Since the ceasefire was enforced a week ago, I cannot tell you how I should feel about the whole situation. My compatriots were filled with hate you would not have seen since Germany had its pogroms against the Jewish population of their own in WW2. It was frightful to see the horrors of history being repeated here in Thailand. Those who deny the history of World War II are deemed to repeat them again, and for my country, that kind of parallel history is indeed a thought filled with fear. Now, I wished I could tell you how I feel about this. As a person studying International Relations, it felt like I’ve been cursed with the knowledge I attained. Looking at how history is being repeated in your own country, especially when you know that any pro-peace stance, or the calls for compassion and understanding have been met with a resounding parade of pitchforks and torches, at least metaphorically on social media.

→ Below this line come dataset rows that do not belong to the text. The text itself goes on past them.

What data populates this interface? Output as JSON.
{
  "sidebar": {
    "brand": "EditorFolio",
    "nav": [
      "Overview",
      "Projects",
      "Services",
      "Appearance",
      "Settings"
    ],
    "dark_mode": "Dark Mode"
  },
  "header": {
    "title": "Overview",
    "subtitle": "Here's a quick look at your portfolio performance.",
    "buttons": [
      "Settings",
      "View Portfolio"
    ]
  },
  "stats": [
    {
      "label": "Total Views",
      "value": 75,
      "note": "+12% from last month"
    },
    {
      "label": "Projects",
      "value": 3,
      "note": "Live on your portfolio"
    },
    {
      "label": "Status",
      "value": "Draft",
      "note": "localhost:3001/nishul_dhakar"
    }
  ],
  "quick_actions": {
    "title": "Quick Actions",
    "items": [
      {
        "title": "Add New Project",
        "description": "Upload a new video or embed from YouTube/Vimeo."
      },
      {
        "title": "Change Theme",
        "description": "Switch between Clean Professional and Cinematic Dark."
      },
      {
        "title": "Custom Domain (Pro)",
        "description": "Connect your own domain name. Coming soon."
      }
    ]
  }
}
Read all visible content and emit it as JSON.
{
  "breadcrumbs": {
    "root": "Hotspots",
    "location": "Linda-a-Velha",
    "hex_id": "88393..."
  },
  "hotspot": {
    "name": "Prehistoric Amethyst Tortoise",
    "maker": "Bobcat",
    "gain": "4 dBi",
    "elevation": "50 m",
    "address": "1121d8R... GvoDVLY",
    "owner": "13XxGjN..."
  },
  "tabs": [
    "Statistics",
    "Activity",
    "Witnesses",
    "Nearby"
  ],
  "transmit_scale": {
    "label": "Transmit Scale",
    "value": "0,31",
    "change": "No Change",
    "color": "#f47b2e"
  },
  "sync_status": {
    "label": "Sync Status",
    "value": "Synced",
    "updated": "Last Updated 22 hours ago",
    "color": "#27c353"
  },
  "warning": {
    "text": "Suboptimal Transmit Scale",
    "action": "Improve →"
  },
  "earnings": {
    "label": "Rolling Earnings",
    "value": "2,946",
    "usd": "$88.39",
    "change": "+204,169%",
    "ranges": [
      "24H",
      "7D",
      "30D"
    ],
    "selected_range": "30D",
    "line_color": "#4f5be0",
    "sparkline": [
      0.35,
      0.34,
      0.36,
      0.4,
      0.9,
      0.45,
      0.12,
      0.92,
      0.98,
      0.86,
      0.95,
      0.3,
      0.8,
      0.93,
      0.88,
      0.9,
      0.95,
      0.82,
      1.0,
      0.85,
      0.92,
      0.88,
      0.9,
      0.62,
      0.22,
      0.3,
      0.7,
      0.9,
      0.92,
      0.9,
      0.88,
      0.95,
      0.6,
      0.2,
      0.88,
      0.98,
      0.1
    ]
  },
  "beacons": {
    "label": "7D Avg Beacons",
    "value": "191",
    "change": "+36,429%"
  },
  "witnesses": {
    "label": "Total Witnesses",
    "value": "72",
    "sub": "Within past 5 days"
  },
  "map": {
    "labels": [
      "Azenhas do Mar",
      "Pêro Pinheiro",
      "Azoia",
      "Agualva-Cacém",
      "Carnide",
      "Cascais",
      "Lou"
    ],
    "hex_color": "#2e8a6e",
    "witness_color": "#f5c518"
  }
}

The worst part of it all? Not only my Thai friends and close relations seemed to go along with the crowd. The fact that my Cambodian classmates, many of whom I have cordial relations with, all seemed to eat it all up. Their education, no matter how high it is, felt irrelevant when compared to the nationalistic fervor they’ve subscribed to. Nationalism, on display in the past few weeks and months, have been thought to be a senseless drive for violence, and yet it was here, clear as day, and intended to entrench even deeper than one could imagine. Even with the horrors of history, the past that began from nationalism did not help them steer clear from the fact that their consent was manufactured from the very start. It can be considered self-serving, on my part, for many of the readers who may comment that my saying all these things are nothing but the ravings of a naive, starry-eyed student. But if that is the case, then why do we study history at all in the first place? Why is it that we studied errors of history, both ours and the others, only to repeat them again? At the end of the day, people died on both sides. Whether deliberate or not, that fact remained. My only question remained as well: Why then? Why send young people to die in a senseless war where armchair generals just sat their heavy bottoms in the air-conditioned offices, when the soldiers were being dragged away from their loved ones only to die in a conflict no one asked for, and nothing was gained.
I do not care who started it. I only care about one thing: What of the dead people? Their families? No one knows. Merely a statistic on the board that no one bothered to read. I could only implore that whatever peace that was holding now continues to be held, I only wished people who cheered for war, as disgusting as it was, will now realize the true cost of it all. We made mistakes, we erred. We’re capable of coming out of it. But for those who did not heed the warnings of history, are doomed to repeat it, again and again.